Did Jesus select Nathanael to be an apostle under the name “Bartholomew”?  Since

 

antiquity attempts have been made to identify him [Nathanael] with various apostles, especially Bartholomew (B-G-D, 532).  Nathanael, on this supposition, was his personal name, and Bartholomew was a title derived from his father (Thayer, 422).

 

The word “bar” in Aramaic means “son” (B-D-B, 135), and so “Bartholomew” (bar and Tolmai) is the “son of Tolmai” (G. Abbott-Smith, 76).  A parallel construction is the inspired explanation that a blind man named “Bartimaeus” was “the son of Timaeus” (Mark 10:46).
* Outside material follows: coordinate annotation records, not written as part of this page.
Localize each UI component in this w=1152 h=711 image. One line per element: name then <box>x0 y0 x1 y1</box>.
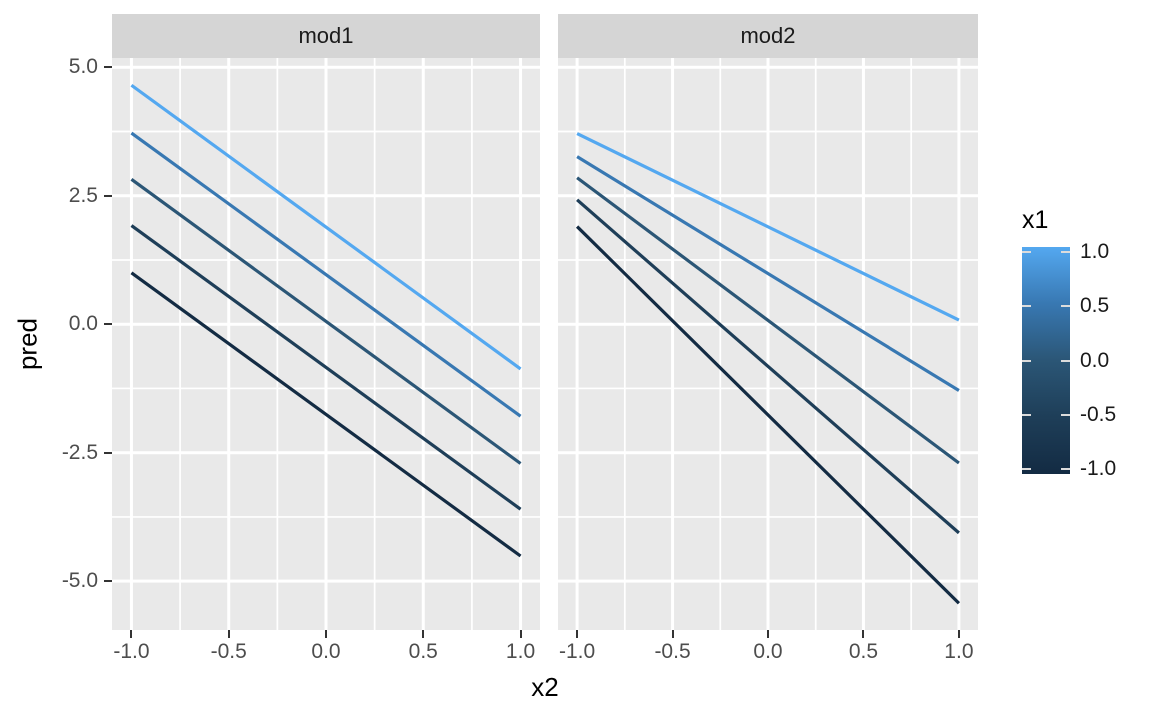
facet-strip-mod2: mod2 <box>558 14 978 58</box>
data-line-mod2-x1=0.0 <box>576 176 960 465</box>
data-line-mod1-x1=-1.0 <box>130 271 522 558</box>
data-line-mod1-x1=-0.5 <box>130 224 522 511</box>
x-tick-mark <box>957 630 960 638</box>
plot-panel-mod2 <box>558 58 978 630</box>
data-line-mod2-x1=-1.0 <box>575 225 961 605</box>
x-tick-mark <box>519 630 522 638</box>
y-axis-title: pred <box>12 317 43 371</box>
legend-tick-mark <box>1061 359 1070 362</box>
legend-tick-mark <box>1061 305 1070 308</box>
y-tick-mark <box>104 451 112 454</box>
data-line-mod1-x1=0.5 <box>130 131 522 418</box>
legend-tick-label: -0.5 <box>1080 402 1117 426</box>
x-tick-mark <box>862 630 865 638</box>
y-tick-label: 5.0 <box>68 55 98 79</box>
legend-title: x1 <box>1022 206 1049 234</box>
legend-tick-label: 0.0 <box>1080 348 1110 372</box>
y-tick-mark <box>104 66 112 69</box>
x-tick-label: 1.0 <box>944 640 974 663</box>
legend-tick-mark <box>1022 251 1031 253</box>
data-line-mod2-x1=1.0 <box>576 132 960 322</box>
legend-tick-mark <box>1022 305 1031 308</box>
y-tick-mark <box>104 323 112 326</box>
data-line-mod1-x1=1.0 <box>130 83 522 371</box>
x-tick-mark <box>130 630 133 638</box>
legend-tick-mark <box>1061 413 1070 416</box>
x-tick-mark <box>325 630 327 638</box>
legend-tick-mark <box>1061 251 1070 253</box>
y-tick-mark <box>104 194 112 197</box>
x-tick-label: -1.0 <box>113 640 150 663</box>
x-tick-mark <box>671 630 674 638</box>
x-tick-label: 1.0 <box>505 640 536 663</box>
legend: x1 1.0 0.5 0.0 -0.5 -1.0 <box>1010 206 1152 512</box>
facet-strip-mod1: mod1 <box>112 14 540 58</box>
x-tick-label: 0.5 <box>848 640 879 663</box>
legend-tick-label: 0.5 <box>1080 294 1110 318</box>
legend-tick-mark <box>1022 468 1031 470</box>
y-tick-label: 0.0 <box>68 312 98 336</box>
x-tick-label: -0.5 <box>654 640 691 663</box>
y-tick-mark <box>104 580 112 583</box>
plot-panel-mod1 <box>112 58 540 630</box>
data-line-mod1-x1=0.0 <box>130 177 522 465</box>
x-tick-label: -1.0 <box>558 640 596 663</box>
x-tick-mark <box>227 630 230 638</box>
legend-tick-label: 1.0 <box>1080 240 1110 263</box>
legend-tick-mark <box>1061 468 1070 470</box>
x-tick-mark <box>767 630 769 638</box>
x-tick-label: 0.5 <box>408 640 438 663</box>
data-line-mod2-x1=0.5 <box>576 155 960 392</box>
y-tick-label: -5.0 <box>61 569 98 593</box>
legend-tick-label: -1.0 <box>1080 457 1117 480</box>
x-tick-label: 0.0 <box>753 640 783 663</box>
x-tick-mark <box>422 630 425 638</box>
data-line-mod2-x1=-0.5 <box>576 198 960 535</box>
x-tick-mark <box>576 630 579 638</box>
x-tick-label: -0.5 <box>210 640 247 663</box>
legend-tick-mark <box>1022 359 1031 362</box>
y-tick-label: 2.5 <box>68 183 98 207</box>
x-tick-label: 0.0 <box>311 640 341 663</box>
legend-tick-mark <box>1022 413 1031 416</box>
y-tick-label: -2.5 <box>61 440 98 464</box>
facet-strip-label-mod1: mod1 <box>298 23 354 48</box>
x-axis-title: x2 <box>531 672 559 702</box>
facet-strip-label-mod2: mod2 <box>740 23 796 48</box>
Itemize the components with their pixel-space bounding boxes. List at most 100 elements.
If Nathanael was called “Bartholomew,” then his father was “Tolmai,” a complimentary name meaning “abounding in furrows” (Gesenius, 865), referring to the “furrows” or “ridges” in a cultivated wheat field as the farmer prepares “the earth” looking to the time the “grain” will be harvested (Psalm 65:9-10).  A father-in-law of David was named “Tolmai” (2 Samuel 3:3; 13:37).  If Nathanael was called Bartholomew, then he was an apostle of Christ (Matthew 10:3; Mark 3:18; Luke 6:14; Acts 1:13).  John Foxe (1516-1587), an “English reformer and author” (Webster), in his BOOK OF MARTYRS reports that Bartholomew, after preaching in India, was “cruelly beaten and then crucified by the impatient idolaters.”